In the flurry of controversial U.S. Supreme Court rulings issued at the end of this term, one unanimous opinion flew under the radar which impacts how employers must accommodate religious practices and expressions of their employees. The Court’s June 29, 2023 ruling in Groff v. DeJoy makes it more difficult for employers to show that a religious accommodation is a burden on their business and to defend denials of accommodation requests.

As most employers know, Title VII requires accommodation of employee’s religious practices and expressions unless doing so would be an undue hardship. Since 1977, most lower courts have applied a principle stated by the U.S. Supreme Court in Trans World Airlines, Inc. v. Hardison, 432 U.S. 63 (1977) that “undue hardship” means anything that imposes more than a de minimis cost on the employer. This was generally not a hard hurdle for employers to clear when defending denials of requests for religious accommodation given that de minimis means something that is minimal or trivial.

Without overturning Hardison, the U.S. Supreme Court clarified that a showing of de minimis cost does not establish an undue hardship defense under Title VII when it comes to religious accommodations.  Rather, “an employer must show that the burden of granting an accommodation would result in substantial increased costs in relation to the conduct of its particular business.”

The Court does not provide much in terms of specifics about what kinds of accommodations would be an undue burden under this standard. The Court notes that a “hardship” is something hard to bear and is more severe than a mere burden, while the modifier “undue” raises the bar even higher—“the adversity must rise to an ‘excessive’ or ‘unjustifiable’ level.” As is typical in these types of cases, the determination of whether a religious accommodation is an undue burden is highly fact-specific. The Court instructs lower courts to take into account all relevant factors in the case at hand, including the particular accommodations at issue, the nature of the employers’ business, the size and operating cost of the business, and the practical impact that accommodations would have on the business.

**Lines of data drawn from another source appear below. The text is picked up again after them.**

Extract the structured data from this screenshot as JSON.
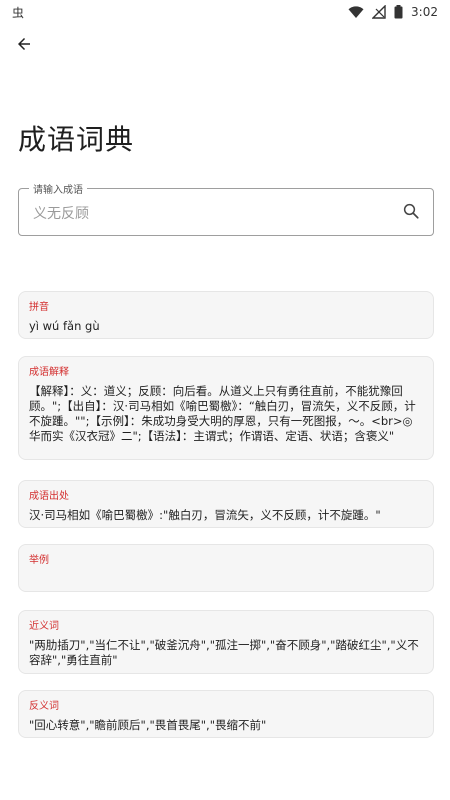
{
  "status_bar": {
    "left_glyph": "虫",
    "time": "3:02"
  },
  "page": {
    "title": "成语词典"
  },
  "search": {
    "label": "请输入成语",
    "placeholder": "义无反顾"
  },
  "cards": {
    "pinyin": {
      "label": "拼音",
      "value": "yì wú fǎn gù"
    },
    "explanation": {
      "label": "成语解释",
      "value": "【解释】：义：道义；反顾：向后看。从道义上只有勇往直前，不能犹豫回顾。\";【出自】：汉·司马相如《喻巴蜀檄》：“触白刃，冒流矢，义不反顾，计不旋踵。\"\";【示例】：朱成功身受大明的厚恩，只有一死图报，～。<br>◎华而实《汉衣冠》二\";【语法】：主谓式；作谓语、定语、状语；含褒义\""
    },
    "source": {
      "label": "成语出处",
      "value": "汉·司马相如《喻巴蜀檄》:\"触白刃，冒流矢，义不反顾，计不旋踵。\""
    },
    "example": {
      "label": "举例",
      "value": ""
    },
    "synonyms": {
      "label": "近义词",
      "value": "\"两肋插刀\",\"当仁不让\",\"破釜沉舟\",\"孤注一掷\",\"奋不顾身\",\"踏破红尘\",\"义不容辞\",\"勇往直前\""
    },
    "antonyms": {
      "label": "反义词",
      "value": "\"回心转意\",\"瞻前顾后\",\"畏首畏尾\",\"畏缩不前\""
    }
  },
  "icons": {
    "back": "arrow-left-icon",
    "search": "search-icon",
    "wifi": "wifi-icon",
    "signal": "signal-icon",
    "battery": "battery-icon"
  }
}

The Court did provide details on what should not be included in consideration of undue burden. Specifically, coworkers’ dislike of or animosity towards a religious practice or expression in the workplace, coworkers’ dislike of the accommodations provided to others, or coworkers’ disagreement with the notion of accommodating religion in the workplace should not factor in to whether an accommodation is an undue burden on the employer. Although not mentioned in the opinion, it would not be hard to imagine lower courts extending these prohibitions along similar lines to an employer’s customers, vendors, and independent contractors.

This is not to say that employers cannot factor in other employees when determining whether a religious accommodation an undue hardship. The concurrence clarifies that there can be an undue hardship on “the conduct of the employer’s business” when there is hardship on other employees—“Indeed, for many businesses, labor is more important to the conduct of the business than any other factor.”

Claims of religious discrimination and retaliation are increasing. The U.S. Equal Employment Opportunity Commission (EEOC) reports that charges of discrimination filed on the basis of religion jumped to 13,814 in 2022 from prior years’ ranges of approximately 2,000 to 3,000 charges per year. The EEOC notes that this sharp increase is based largely on vaccine-related charges. Nonetheless, the EEOC’s data reflects a steady increase over recent decades in the percentage of charge filings based on religion—approximately 2% in the 1990s doubling to approximately 4% in the 2010s. Class actions based on failure to accommodate religious practices and expressions are also becoming more common, primarily focused on vaccine mandates, dress codes that do not provide exceptions for religious clothing and grooming, and time off for holiday/Sabbath observance.

Given Groff’s newly-articulated higher standard for employers to show undue burden, employees may become more emboldened to request religious accommodations and challenge denials. Employers should conduct a review of their policies and practices regarding assessment of requests for religious accommodations in light of the new higher standard.